Michigan State Spartans
- Title: Defensive line coach

Personal information
- Born: January 21, 1998 (age 28) Baltimore, Maryland, U.S.
- Listed height: 6 ft 4 in (1.93 m)
- Listed weight: 275 lb (125 kg)

Career information
- Position: Defensive lineman
- High school: Howard (MD)
- College: Minnesota (2015–2019)

Career history
- Charlotte (2020) Graduate assistant; Oregon (2021) Graduate assistant; Akron (2022) Defensive line coach; Minnesota (2023) Defensive line coach; Minnesota (2024) Assistant head coach & defensive line coach; Arizona Cardinals (2025) Defensive line coach; Michigan State (2026–present) Defensive line coach;

= Winston DeLattiboudere III =

American football coach and former player (born 1997)

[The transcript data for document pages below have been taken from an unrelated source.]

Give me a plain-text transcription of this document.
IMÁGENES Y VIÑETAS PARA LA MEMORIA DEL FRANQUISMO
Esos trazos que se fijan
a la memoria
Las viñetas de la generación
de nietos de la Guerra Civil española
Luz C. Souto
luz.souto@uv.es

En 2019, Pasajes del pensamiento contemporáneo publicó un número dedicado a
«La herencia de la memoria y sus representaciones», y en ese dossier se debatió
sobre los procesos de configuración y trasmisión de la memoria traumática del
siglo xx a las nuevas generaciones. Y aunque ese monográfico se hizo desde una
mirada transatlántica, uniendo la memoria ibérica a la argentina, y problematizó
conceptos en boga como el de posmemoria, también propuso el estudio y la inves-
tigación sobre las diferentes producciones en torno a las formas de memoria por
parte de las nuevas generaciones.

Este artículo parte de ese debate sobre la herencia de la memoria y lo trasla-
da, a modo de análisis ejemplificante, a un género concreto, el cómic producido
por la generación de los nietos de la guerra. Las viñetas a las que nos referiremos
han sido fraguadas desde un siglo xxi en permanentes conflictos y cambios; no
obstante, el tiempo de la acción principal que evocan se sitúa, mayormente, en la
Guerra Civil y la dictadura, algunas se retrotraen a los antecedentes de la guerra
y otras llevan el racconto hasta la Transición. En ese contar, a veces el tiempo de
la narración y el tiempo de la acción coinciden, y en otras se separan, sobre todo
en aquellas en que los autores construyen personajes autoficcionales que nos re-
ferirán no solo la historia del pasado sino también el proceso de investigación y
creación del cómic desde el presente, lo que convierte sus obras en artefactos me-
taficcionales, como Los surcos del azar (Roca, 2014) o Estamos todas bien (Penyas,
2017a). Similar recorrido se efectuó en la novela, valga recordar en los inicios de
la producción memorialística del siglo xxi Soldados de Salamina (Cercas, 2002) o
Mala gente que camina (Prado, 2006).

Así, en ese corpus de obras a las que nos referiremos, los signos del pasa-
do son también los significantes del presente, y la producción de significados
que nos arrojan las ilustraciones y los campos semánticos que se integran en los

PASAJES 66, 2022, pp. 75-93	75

Winston DeLattiboudere III (dee-LA-tih-boo-dare; born January 21, 1998) is an American football coach who is the defensive line coach at Michigan State University. He previously served as the Arizona Cardinals of the National Football League (NFL) in 2025. He played college football at Minnesota and previously served as an assistant coach at Minnesota, Akron, Oregon and Charlotte.

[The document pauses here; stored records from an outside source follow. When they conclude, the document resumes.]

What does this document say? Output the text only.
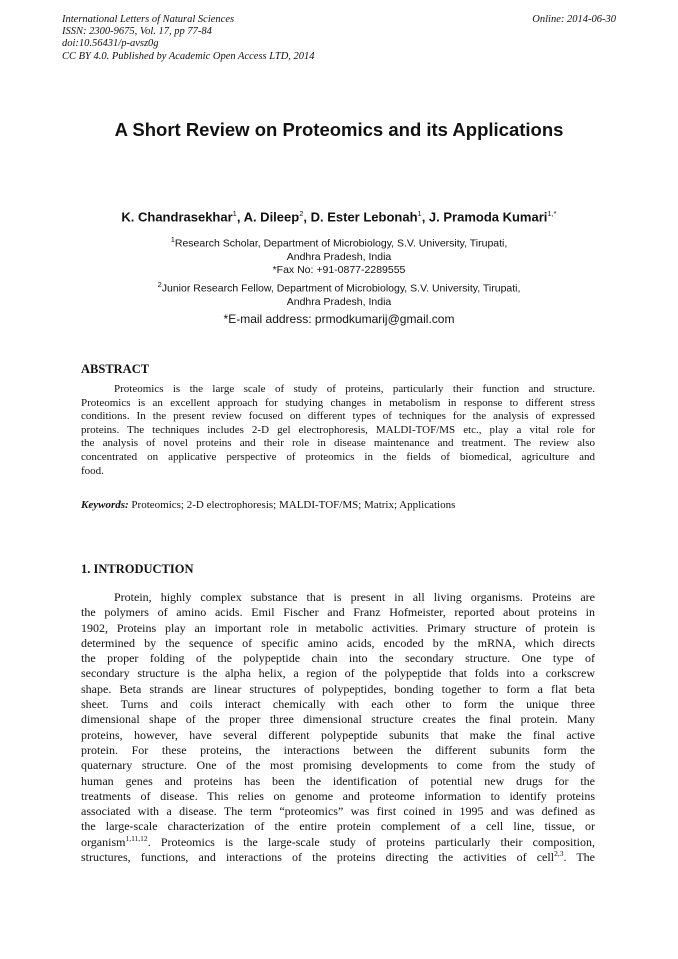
International Letters of Natural Sciences
ISSN: 2300-9675, Vol. 17, pp 77-84
doi:10.56431/p-avsz0g
CC BY 4.0. Published by Academic Open Access LTD, 2014
Online: 2014-06-30
A Short Review on Proteomics and its Applications
K. Chandrasekhar$^1$, A. Dileep$^2$, D. Ester Lebonah$^1$, J. Pramoda Kumari$^{1,*}$
$^1$Research Scholar, Department of Microbiology, S.V. University, Tirupati,
Andhra Pradesh, India
*Fax No: +91-0877-2289555
$^2$Junior Research Fellow, Department of Microbiology, S.V. University, Tirupati,
Andhra Pradesh, India
*E-mail address: prmodkumarij@gmail.com
ABSTRACT
Proteomics is the large scale of study of proteins, particularly their function and structure.
Proteomics is an excellent approach for studying changes in metabolism in response to different stress
conditions. In the present review focused on different types of techniques for the analysis of expressed
proteins. The techniques includes 2-D gel electrophoresis, MALDI-TOF/MS etc., play a vital role for
the analysis of novel proteins and their role in disease maintenance and treatment. The review also
concentrated on applicative perspective of proteomics in the fields of biomedical, agriculture and
food.
Keywords: Proteomics; 2-D electrophoresis; MALDI-TOF/MS; Matrix; Applications
1. INTRODUCTION
Protein, highly complex substance that is present in all living organisms. Proteins are
the polymers of amino acids. Emil Fischer and Franz Hofmeister, reported about proteins in
1902, Proteins play an important role in metabolic activities. Primary structure of protein is
determined by the sequence of specific amino acids, encoded by the mRNA, which directs
the proper folding of the polypeptide chain into the secondary structure. One type of
secondary structure is the alpha helix, a region of the polypeptide that folds into a corkscrew
shape. Beta strands are linear structures of polypeptides, bonding together to form a flat beta
sheet. Turns and coils interact chemically with each other to form the unique three
dimensional shape of the proper three dimensional structure creates the final protein. Many
proteins, however, have several different polypeptide subunits that make the final active
protein. For these proteins, the interactions between the different subunits form the
quaternary structure. One of the most promising developments to come from the study of
human genes and proteins has been the identification of potential new drugs for the
treatments of disease. This relies on genome and proteome information to identify proteins
associated with a disease. The term “proteomics” was first coined in 1995 and was defined as
the large-scale characterization of the entire protein complement of a cell line, tissue, or
organism$^{1,11,12}$. Proteomics is the large-scale study of proteins particularly their composition,
structures, functions, and interactions of the proteins directing the activities of cell$^{2,3}$. The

==Early life and playing career==
DeLattiboudere played five seasons as a defensive lineman for the Minnesota Golden Gophers from 2015 to 2019. He appeared in 51 games, starting 36 of them, finishing his career with 83 tackles (43 solo), 13.5 tackles for loss, and 5.0 sacks. He earned academic All-Big Ten honors in 2019, as well as the Big Ten Sportsmanship Award and his team's Tony Dungy Award for character and community service. He also won the Golden Gophers Defensive Scout Team Award as a true freshman.

==Coaching career==
===Early career===
DeLattiboudere began his coaching career as a graduate assistant at University of Charlotte in 2020, where he worked with the defensive line. The following year, he joined the University of Oregon coaching staff as a graduate assistant, where he worked with future first-round NFL draft pick Kayvon Thibodeaux and other top defensive linemen.

===Akron===
In 2022, DeLattiboudere became the defensive line coach at Akron. There, he helped improve the defensive line's performance, especially in sacks and tackles for loss.

===Green Bay Packers===
In 2023, DeLattiboudere joined the Green Bay Packers under the Bill Walsh NFL diversity coaching fellowship.

===Minnesota===
DeLattiboudere returned to his alma mater, University of Minnesota, in 2023 as the defensive line coach, later adding the title of assistant head coach on February 2, 2024. He played a major role in Minnesota's defensive success, including increasing the team’s sack total from 19 in 2022 to 28 in 2024. Under his guidance, Minnesota's defense ranked fifth nationally in total defense in 2023.

In 2024, DeLattiboudere was selected for the American Football Coaches Association, which is aimed at identifying and developing future leaders in football coaching.

===Arizona Cardinals===
On February 12, 2025, DeLattiboudere joined the Arizona Cardinals as their defensive line coach under head coach Jonathan Gannon.

===Michigan State===
In January 2026, DeLattiboudere was hired as the defensive line coach at Michigan State University under head coach Pat Fitzgerald.

==Personal life==
DeLattiboudere is married to his wife, Shelby.